Haematologica
- Discipline: Hematology
- Language: English
- Edited by: Jacob M. Rowe

Publication details
- Former name: The Hematology Journal
- History: 1920–present
- Publisher: Ferrata Storti Foundation (Italy)
- Frequency: Monthly
- Open access: Yes
- License: CC BY-NC
- Impact factor: 11.049 (2021)

Standard abbreviations
- ISO 4: Haematologica

Indexing
- CODEN: HAEMAX
- ISSN: 0390-6078 (print) 1592-8721 (web)
- LCCN: 2004208974
- OCLC no.: 1118753

Links
- Journal homepage; Online archive;

= Haematologica =

Haematologica is a monthly peer-reviewed open access medical journal published by the Ferrata Storti Foundation. The editor-in-chief is Jacob M. Rowe (Rambam Medical Center, Haifa, Israel). The journal covers all topics related to experimental and clinical hematology. It was established in 1920 by Adolfo Ferrata.
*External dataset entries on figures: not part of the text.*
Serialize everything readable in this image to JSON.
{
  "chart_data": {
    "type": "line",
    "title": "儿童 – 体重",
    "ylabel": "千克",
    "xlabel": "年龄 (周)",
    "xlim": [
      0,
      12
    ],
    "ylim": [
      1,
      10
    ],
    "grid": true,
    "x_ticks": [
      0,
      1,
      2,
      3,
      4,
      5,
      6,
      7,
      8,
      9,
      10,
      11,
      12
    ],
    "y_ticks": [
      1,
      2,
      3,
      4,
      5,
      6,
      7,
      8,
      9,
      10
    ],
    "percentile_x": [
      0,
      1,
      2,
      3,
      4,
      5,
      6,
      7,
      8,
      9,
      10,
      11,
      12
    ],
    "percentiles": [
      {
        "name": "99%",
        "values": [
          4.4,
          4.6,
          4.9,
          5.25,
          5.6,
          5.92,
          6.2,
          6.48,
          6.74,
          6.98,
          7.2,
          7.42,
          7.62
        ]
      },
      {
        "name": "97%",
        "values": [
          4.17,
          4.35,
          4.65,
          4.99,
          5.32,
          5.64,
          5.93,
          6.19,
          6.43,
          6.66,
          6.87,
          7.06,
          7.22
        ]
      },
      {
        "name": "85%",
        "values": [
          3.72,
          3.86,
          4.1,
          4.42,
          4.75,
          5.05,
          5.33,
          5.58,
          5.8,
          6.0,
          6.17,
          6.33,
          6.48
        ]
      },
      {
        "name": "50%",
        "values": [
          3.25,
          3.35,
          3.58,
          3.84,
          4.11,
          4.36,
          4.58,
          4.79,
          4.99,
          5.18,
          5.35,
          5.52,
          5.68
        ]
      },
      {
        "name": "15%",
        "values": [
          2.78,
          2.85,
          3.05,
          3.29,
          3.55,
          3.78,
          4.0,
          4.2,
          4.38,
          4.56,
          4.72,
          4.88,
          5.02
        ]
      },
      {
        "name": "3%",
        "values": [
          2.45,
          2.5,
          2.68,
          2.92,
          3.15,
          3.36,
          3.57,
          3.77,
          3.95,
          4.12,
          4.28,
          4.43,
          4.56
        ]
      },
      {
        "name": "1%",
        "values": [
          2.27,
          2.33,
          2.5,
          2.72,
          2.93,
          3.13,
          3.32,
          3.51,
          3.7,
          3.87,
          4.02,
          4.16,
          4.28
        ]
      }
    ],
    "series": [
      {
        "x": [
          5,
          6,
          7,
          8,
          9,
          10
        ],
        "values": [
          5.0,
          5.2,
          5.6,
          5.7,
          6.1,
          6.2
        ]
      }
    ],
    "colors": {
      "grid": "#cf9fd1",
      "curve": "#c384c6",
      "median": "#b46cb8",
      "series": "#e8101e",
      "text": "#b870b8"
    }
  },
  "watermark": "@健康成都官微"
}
==Abstracting and indexing==
The journal is abstracted and indexed in Biological Abstracts, BIOSIS Previews, Current Contents/Clinical Medicine, Current Contents/Life Sciences, Embase, Science Citation Index Expanded, and Scopus. According to the Journal Citation Reports, the journal has a 2021 impact factor of 11.049.